Two lawmakers from the Kenai Peninsula contend the Alaska State Legislature is closer than ever to making historic decisions on two hot button issues — a rework of the state’s oil tax system and building a gas pipeline from the North Slope.
“I think we are closer than we were in the past,” Rep. Kurt Olson, R-Soldotna, said. “... I think we’ve got a real shot at it. I think people are tired of us not doing anything.”
Olson made his comments in an interview Saturday after a town hall meeting at the George A. Navarre Borough Administration building’s assembly chambers where he and House Speaker Mike Chenault, R-Nikiski, earlier gave an update on legislative progress, heard residents’ concerns and answered questions.
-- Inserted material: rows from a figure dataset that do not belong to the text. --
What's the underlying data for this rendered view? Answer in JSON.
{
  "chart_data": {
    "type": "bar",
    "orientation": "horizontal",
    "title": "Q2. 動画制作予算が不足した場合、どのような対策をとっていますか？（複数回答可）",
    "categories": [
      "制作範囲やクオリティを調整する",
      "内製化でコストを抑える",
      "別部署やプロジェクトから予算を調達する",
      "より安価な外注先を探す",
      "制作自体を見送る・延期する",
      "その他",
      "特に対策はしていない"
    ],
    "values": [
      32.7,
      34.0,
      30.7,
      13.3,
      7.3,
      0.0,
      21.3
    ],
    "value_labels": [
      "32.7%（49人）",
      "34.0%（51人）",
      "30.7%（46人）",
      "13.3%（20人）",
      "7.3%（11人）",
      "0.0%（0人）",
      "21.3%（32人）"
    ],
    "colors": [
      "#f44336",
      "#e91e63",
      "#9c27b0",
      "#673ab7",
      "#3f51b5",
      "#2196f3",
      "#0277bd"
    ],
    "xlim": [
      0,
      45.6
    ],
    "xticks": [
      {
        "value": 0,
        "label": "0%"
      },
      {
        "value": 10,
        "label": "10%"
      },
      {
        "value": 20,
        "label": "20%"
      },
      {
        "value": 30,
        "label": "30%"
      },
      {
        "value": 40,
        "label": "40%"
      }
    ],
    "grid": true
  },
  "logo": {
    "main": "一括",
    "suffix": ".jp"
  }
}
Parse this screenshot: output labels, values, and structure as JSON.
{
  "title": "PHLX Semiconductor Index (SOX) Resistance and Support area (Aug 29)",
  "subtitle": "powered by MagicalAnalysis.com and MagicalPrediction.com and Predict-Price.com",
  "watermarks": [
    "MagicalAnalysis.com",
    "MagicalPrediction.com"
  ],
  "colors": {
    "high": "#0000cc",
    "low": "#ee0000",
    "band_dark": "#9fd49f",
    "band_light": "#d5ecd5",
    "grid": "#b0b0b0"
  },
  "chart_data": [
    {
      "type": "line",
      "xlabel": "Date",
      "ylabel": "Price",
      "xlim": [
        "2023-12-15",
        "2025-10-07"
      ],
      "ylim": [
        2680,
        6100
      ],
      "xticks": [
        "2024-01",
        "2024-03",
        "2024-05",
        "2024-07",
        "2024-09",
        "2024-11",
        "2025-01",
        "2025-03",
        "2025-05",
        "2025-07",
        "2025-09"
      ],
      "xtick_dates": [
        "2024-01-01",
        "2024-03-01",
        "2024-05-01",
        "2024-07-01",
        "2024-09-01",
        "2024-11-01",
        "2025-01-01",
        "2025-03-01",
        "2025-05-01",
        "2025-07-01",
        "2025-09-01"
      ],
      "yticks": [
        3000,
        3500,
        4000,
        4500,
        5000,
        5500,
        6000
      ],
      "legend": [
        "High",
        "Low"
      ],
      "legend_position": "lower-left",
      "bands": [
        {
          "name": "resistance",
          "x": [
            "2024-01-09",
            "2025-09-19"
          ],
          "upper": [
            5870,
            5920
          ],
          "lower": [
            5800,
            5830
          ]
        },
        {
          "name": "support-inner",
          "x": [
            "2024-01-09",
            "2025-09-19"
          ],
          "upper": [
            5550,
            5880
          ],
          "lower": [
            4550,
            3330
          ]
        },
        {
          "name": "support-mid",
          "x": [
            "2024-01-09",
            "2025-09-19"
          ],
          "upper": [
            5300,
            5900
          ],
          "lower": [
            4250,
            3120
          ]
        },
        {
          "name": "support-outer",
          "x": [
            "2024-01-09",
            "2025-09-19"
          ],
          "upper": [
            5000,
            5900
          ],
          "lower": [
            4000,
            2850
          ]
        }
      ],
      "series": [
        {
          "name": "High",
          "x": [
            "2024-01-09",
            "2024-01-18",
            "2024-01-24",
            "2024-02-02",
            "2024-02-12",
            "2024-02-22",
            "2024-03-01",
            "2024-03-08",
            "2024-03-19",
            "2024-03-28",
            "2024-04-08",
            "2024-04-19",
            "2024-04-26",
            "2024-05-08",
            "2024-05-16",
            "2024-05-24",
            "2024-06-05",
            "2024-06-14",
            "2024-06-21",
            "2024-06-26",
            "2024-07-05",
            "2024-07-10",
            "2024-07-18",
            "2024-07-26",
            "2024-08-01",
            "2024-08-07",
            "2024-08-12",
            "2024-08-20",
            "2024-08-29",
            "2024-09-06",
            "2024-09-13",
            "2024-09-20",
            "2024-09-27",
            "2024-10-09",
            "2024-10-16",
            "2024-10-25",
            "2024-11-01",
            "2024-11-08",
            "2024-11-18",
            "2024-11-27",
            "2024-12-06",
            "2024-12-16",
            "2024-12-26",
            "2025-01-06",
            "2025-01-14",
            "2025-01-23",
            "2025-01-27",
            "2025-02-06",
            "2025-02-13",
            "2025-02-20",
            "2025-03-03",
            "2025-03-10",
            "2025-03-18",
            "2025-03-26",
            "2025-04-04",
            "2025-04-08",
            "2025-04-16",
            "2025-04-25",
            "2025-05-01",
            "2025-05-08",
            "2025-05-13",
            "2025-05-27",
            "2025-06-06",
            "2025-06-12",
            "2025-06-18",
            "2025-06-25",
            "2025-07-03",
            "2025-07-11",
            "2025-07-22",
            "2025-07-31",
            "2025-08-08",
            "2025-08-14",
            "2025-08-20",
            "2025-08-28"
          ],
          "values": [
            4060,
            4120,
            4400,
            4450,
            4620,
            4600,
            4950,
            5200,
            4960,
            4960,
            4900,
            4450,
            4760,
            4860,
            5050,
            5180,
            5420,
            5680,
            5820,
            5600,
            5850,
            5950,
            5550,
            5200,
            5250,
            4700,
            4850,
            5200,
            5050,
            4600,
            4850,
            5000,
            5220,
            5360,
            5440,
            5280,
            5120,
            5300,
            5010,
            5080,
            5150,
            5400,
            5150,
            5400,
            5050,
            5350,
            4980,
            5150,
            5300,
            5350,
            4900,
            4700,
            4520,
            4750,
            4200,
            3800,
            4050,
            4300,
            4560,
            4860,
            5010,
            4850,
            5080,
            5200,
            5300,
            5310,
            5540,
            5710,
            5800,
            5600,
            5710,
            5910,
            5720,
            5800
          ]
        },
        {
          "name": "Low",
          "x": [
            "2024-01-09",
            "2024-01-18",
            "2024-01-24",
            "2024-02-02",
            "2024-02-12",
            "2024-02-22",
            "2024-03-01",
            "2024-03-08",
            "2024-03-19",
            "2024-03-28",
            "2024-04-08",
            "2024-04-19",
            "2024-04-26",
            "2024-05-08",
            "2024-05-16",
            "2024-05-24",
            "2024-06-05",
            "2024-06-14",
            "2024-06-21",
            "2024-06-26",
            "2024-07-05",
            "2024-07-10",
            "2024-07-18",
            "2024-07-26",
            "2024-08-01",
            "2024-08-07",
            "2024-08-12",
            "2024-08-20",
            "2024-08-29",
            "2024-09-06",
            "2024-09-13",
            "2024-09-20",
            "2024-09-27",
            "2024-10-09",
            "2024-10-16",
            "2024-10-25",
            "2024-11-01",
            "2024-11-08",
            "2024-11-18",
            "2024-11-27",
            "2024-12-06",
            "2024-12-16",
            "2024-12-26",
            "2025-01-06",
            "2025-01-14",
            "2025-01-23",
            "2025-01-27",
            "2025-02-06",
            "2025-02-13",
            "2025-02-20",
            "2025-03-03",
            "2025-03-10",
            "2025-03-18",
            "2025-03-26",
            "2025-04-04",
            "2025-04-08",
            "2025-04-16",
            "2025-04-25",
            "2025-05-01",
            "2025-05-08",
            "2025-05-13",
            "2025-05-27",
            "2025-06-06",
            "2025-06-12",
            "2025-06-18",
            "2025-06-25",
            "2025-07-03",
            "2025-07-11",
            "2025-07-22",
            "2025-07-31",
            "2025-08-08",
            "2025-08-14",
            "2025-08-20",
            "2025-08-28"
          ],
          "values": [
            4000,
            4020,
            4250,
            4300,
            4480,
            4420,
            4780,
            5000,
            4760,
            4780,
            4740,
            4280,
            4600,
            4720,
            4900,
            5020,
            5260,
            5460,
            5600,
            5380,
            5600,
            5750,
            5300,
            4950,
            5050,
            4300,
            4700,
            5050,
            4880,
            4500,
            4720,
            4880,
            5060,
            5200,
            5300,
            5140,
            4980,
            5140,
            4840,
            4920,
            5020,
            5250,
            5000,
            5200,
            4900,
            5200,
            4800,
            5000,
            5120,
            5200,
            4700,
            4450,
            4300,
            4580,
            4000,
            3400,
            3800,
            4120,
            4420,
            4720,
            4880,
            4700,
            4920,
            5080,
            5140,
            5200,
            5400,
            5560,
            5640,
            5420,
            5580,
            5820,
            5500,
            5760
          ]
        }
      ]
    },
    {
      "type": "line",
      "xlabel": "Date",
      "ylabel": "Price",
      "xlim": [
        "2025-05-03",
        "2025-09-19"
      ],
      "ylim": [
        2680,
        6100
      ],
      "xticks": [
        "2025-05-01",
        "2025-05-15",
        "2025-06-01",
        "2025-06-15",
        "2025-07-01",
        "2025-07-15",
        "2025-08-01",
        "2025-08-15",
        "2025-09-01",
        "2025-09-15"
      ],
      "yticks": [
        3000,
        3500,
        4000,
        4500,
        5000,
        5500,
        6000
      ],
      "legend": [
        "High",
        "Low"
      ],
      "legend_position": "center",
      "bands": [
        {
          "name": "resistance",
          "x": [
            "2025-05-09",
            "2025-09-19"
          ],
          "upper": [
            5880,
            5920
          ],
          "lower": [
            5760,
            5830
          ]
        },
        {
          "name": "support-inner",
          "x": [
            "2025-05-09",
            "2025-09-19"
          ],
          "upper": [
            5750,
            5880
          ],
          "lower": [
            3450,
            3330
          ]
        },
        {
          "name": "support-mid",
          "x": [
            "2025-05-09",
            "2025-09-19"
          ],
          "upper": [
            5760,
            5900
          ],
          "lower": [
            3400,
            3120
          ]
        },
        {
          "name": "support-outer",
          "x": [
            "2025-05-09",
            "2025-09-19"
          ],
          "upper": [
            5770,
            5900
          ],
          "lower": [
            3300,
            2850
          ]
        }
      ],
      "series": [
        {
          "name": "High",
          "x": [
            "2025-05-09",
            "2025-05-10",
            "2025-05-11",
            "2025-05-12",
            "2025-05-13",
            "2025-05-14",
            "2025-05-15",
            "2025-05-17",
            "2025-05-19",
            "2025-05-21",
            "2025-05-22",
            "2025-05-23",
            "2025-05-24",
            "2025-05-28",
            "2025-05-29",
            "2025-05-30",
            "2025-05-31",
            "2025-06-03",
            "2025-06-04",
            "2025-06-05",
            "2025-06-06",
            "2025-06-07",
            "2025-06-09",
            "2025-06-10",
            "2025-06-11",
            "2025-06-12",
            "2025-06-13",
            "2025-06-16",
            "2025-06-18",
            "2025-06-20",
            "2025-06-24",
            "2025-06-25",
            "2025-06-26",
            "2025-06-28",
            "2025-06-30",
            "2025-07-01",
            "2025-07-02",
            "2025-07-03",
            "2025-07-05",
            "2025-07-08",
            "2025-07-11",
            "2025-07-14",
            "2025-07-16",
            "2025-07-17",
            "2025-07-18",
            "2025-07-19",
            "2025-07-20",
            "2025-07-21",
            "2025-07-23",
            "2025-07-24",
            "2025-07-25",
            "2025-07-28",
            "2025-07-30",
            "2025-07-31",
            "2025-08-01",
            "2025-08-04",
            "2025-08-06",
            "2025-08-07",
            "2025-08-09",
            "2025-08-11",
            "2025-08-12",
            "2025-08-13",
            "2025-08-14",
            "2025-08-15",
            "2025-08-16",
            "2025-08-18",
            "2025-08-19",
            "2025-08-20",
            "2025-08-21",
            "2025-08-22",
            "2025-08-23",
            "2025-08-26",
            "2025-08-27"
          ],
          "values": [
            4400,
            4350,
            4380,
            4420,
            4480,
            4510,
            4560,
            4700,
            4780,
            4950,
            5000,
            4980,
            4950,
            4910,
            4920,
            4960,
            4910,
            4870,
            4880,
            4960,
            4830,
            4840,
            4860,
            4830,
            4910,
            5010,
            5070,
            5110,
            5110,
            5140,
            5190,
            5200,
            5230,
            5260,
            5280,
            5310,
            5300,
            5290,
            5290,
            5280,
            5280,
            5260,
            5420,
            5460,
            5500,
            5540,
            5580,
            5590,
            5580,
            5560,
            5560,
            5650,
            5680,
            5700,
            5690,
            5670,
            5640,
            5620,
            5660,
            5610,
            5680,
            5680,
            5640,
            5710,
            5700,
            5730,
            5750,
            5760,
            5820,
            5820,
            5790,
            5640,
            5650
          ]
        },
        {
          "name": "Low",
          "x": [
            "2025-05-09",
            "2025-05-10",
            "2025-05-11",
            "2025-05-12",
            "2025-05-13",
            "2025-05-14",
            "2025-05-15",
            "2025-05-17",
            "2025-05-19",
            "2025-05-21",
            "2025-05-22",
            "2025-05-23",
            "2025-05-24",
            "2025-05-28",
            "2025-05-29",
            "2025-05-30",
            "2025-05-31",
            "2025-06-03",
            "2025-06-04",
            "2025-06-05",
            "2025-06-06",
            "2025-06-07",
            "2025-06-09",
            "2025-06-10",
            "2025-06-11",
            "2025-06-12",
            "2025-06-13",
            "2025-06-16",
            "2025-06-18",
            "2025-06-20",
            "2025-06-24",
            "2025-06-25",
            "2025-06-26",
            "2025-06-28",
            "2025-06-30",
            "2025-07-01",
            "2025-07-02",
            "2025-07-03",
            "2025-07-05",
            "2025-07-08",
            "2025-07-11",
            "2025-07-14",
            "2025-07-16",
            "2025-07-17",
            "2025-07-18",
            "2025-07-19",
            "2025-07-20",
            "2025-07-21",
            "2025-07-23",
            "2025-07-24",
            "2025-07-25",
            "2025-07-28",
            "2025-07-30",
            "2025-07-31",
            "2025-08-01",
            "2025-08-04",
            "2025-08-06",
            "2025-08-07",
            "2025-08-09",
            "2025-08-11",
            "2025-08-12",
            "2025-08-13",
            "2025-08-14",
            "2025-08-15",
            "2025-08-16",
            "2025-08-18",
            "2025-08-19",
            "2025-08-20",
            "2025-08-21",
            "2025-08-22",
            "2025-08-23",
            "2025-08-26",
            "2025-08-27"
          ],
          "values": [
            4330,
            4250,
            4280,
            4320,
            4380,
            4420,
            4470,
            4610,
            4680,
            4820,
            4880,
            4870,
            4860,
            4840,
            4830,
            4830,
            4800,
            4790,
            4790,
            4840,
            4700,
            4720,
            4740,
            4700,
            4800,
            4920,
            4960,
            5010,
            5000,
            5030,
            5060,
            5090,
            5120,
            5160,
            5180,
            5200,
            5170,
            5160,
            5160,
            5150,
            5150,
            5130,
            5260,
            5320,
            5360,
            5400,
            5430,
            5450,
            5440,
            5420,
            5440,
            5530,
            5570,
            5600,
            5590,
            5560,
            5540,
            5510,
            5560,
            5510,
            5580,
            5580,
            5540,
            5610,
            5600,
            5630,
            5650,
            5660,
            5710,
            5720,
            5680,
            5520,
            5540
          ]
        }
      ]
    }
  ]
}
Other than education-related subjects, oil taxes and gas pipeline issues dominated the mid-morning discussion. Chenault said he hopes the Legislature can wrap up on time — avoiding a summer special session — but conceded that debates on oil taxes and a gas pipeline could keep lawmakers away longer.
“I think we’ll get the operating budget, which is the only thing that we have to have done and we’ll get a capital budget done, but other than that, we’ll just see,” he said.
He said he is also optimistic House Bill 4 — his effort to help the Alaska Gasline Development Corporation usher to open season a gas pipeline — will pass the Senate.
“I don’t think there is anything in there that’s a poison pill,” he said. “We just have to get people to understand what the bill actually does and how it moves Alaska forward.”
Chenault was asked by a resident why anyone would oppose his HB4. The Nikiski Republican said he could think of many — size, location and “it’s not the right color,” he jested.
“Right now you actually have a city that is funding an ... ad campaign — you’ve probably seen the ads on TV — saying to call your legislator, tell him to vote against House Bill 4 because it is too small, it doesn’t benefit all Alaskans, it won’t raise revenue,” he said.
But, the pipeline is a sure bet to “heat Alaskan homes, Alaskan businesses, fuel Alaska’s economy and if there is any left, ship it somewhere else where we can make more money,” Chenault said.
He said some of the bill’s biggest push back last session came from Fairbanks-area lawmakers.
“Fortunately a couple of them aren’t there now,” he said. “That may be part of it. Their idea was to run a pipeline from Cook Inlet, a place that doesn’t have gas mind you, to Fairbanks, a place that doesn’t have gas. It made no sense.”
Some say the state shouldn’t be looking at a gas line because of the estimates of Cook Inlet’s resources, Chenault said. However, uncertainties plague that answer — where is it located, when will it be discovered, how long before it is place on the market and the cost.
If the cost of investment is too high, companies won’t drill and the area, he said, can only hope producers put more gas in the market based on the results of their oil drilling.
“They are not going to spend hundreds of millions of dollars to develop a gas field that they can only sell gas at in the middle of winter,” he said. “It makes no economic sense.”
That strengthens the pipeline’s case, especially considering recent utility threats of possible liquefied natural gas imports to meet demand, he said.
“If we don’t find gas in Cook Inlet and if a gas pipeline doesn’t get here in time, that may be the only option that’s out there,” he said of importing LNG. “I think it’ll be a sad day for Alaskans whenever we import LNG from a foreign country to fuel our energy needs when we have 35Ts of known gas sitting at Prudhoe Bay.”
Both Olson and Chenault said they have not seen Senate Bill 21, an oil tax overhaul approved by the Senate on Wednesday. However, both representatives said it was time for action.
“The majority feel ACES should be modified,” Chenault said. “We talk about, ‘We need to take our time, we need to consider it, we need to think about it.’ For those that weren’t here, ACES was passed across the House and the Senate floor in 30 days ... we have taken four years looking at ACES and modifications to it.”
Continued declining oil production and lack of new investment “spells disaster in a short period of time,” for the state’s finances, he said.
“I don’t think that puts us up against a wall that we have to (pass oil tax reform),” he said. “But, people are concerned that we are going to be deficit spending if we pass the bill. We are going to be deficit spending if we don’t pass the bill.”
Said Chenault, “I’m willing to give up a little bit today to increase the production to last into the future.”
Olson said the only thing keeping the state afloat is the current high price of oil.
“I’ve been through three cycles — it is amazing how fast it can drop when something happens world wide that has an impact,” he said. “We could be back down to below $40 in six months and not even know it. Well, we would know it because we’d be broke.”